По дороге мы не обмолвились ни словечком. Я гнал так, что у меня самого дух захватывало на поворотах, а как себя чувствовала Галя, не знаю. Казалось, гонка мало ее занимает. Во всяком случае, она не визжала и не хваталась за мои плечи. Я не слышал за собой даже вздоха. Однажды мне показалось, что ее вообще нет на мотоцикле, и я оглянулся. Она сидела очень прямо, подставив лицо ветру, а в уголках ее глаз стояли слезы. Что ж, на такой скорости ветер у кого хочешь вышибет слезу.
Галя заговорила впервые, когда мы въехали на свою улицу.
— Останови, я дойду пешком, — сказала она.
Я не остановил. Мне почему-то казалось, что Гале не стоит появляться на улице, что все тотчас заметят ее пылающую щеку. Поэтому я не только не остановил, а еще и поддал газу. Стрелка спидометра плясала около восьмидесяти, когда мы проскочили мимо дома Якова Михайловича. Ребята, сидевшие там на скамейке, наверное, здорово удивились. Они закричали нам вслед, но я не слушал. Мне было не до шуточек.
Возле Галиного дома я резко затормозил. Мы остановились у самых ворот. Было совсем тихо, только мотор чуть слышно отстукивал такты. Я стоял и ждал, когда Галя сойдет с мотоцикла, но она не торопилась. Похоже было, что ей хочется уехать куда-нибудь подальше. Она сидела себе и помалкивала. Так прошел может час, а может быть, полминуты, но, в конце концов, я не выдержал. Мне стало совсем плохо.
— Приехали, — сказал я.
— Что? Ах, да, — Галя сошла с мотоцикла и потихоньку двинулась к дому. Она шла вся опущенная, вся какая-то тихая и растерянная. Видно, тот проклятый брюнет заставил ее призадуматься.
Она ушла, а я развернулся и подъехал к ребятам. Нельзя сказать, что мне было весело, но я держался, как мог.

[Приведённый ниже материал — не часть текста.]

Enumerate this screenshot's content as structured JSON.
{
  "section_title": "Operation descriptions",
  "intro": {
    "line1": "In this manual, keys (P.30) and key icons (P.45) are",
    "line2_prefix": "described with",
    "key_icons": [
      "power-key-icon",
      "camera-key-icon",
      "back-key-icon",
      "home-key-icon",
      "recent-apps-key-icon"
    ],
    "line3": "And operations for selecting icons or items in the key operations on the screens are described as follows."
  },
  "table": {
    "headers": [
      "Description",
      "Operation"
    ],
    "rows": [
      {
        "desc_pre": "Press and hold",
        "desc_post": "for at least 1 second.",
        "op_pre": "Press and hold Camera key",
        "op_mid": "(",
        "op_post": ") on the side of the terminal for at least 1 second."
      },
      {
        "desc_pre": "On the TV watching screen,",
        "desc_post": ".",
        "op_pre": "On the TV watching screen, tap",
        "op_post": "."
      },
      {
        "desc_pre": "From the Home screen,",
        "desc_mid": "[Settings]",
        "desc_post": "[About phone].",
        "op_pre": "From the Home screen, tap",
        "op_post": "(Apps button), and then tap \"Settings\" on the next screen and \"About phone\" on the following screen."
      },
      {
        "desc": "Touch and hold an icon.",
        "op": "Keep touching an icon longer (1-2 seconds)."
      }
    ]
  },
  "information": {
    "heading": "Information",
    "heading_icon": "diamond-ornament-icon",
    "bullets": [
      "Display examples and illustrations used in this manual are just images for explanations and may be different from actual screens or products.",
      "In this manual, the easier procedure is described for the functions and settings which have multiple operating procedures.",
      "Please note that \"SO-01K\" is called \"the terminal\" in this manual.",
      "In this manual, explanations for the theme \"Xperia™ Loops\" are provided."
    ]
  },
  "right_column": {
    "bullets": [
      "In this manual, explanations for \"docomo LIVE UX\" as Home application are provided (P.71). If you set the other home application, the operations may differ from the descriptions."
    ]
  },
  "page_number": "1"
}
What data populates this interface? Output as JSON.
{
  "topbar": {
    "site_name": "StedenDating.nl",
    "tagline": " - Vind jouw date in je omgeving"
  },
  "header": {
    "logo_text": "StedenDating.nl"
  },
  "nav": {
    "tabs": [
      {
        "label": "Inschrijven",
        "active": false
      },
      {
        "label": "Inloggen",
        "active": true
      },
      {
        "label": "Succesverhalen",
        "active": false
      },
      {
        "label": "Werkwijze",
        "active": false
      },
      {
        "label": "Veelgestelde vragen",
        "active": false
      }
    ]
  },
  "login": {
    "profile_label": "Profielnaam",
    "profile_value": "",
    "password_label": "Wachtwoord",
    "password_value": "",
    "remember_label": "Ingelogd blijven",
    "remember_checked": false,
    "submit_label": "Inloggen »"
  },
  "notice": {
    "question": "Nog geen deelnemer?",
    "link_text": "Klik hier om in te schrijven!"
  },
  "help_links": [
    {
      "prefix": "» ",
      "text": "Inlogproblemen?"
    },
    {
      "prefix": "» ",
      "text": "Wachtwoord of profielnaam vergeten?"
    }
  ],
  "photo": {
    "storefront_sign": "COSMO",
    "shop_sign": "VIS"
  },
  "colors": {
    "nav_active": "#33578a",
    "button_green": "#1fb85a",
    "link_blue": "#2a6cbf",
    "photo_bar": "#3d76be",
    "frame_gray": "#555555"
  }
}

— Ну-у, удивил, удивил, — развел руками Витька. — От тебя-то уж никто не ожидал такой прыти. Ну-ка, выкладывай, как ты ее заманил на заднее сидение?
— Не твое дело, — сказал я.
— Каков? — удивился Витька. — Не успел стать собственником, а к нему уж и не подступись.
— Отстань, — буркнул я.
— Нет, каков, а? — протянул Витька. — Ты товарищам не груби, а то шину проколем.
Все засмеялись, а меня это начало злить. Я вовсе не собирался развлекаться. Мне и без того было тошно.
— Поговорим потом, — сказал я и завел мотор. — Сейчас я не в настроении. Вы уж извините.
— Значит, ты все-таки прокатил ее, — негромко проговорил Яков Михайлович.
Я взглянул на него и удивился. Из него так и перло какое-то тихое бешенство. Он весь светился им. Казалось, еще чуть и его уши вспыхнут. А за ними и весь он. Как факел.
— Успокойся, — сказал я, — мы встретились случайно, и я подвез ее. Только и всего.
Услышав это, он стал медленно гаснуть. Сначала побледнели его уши, потом щеки, потом шея. А потом он отошел весь.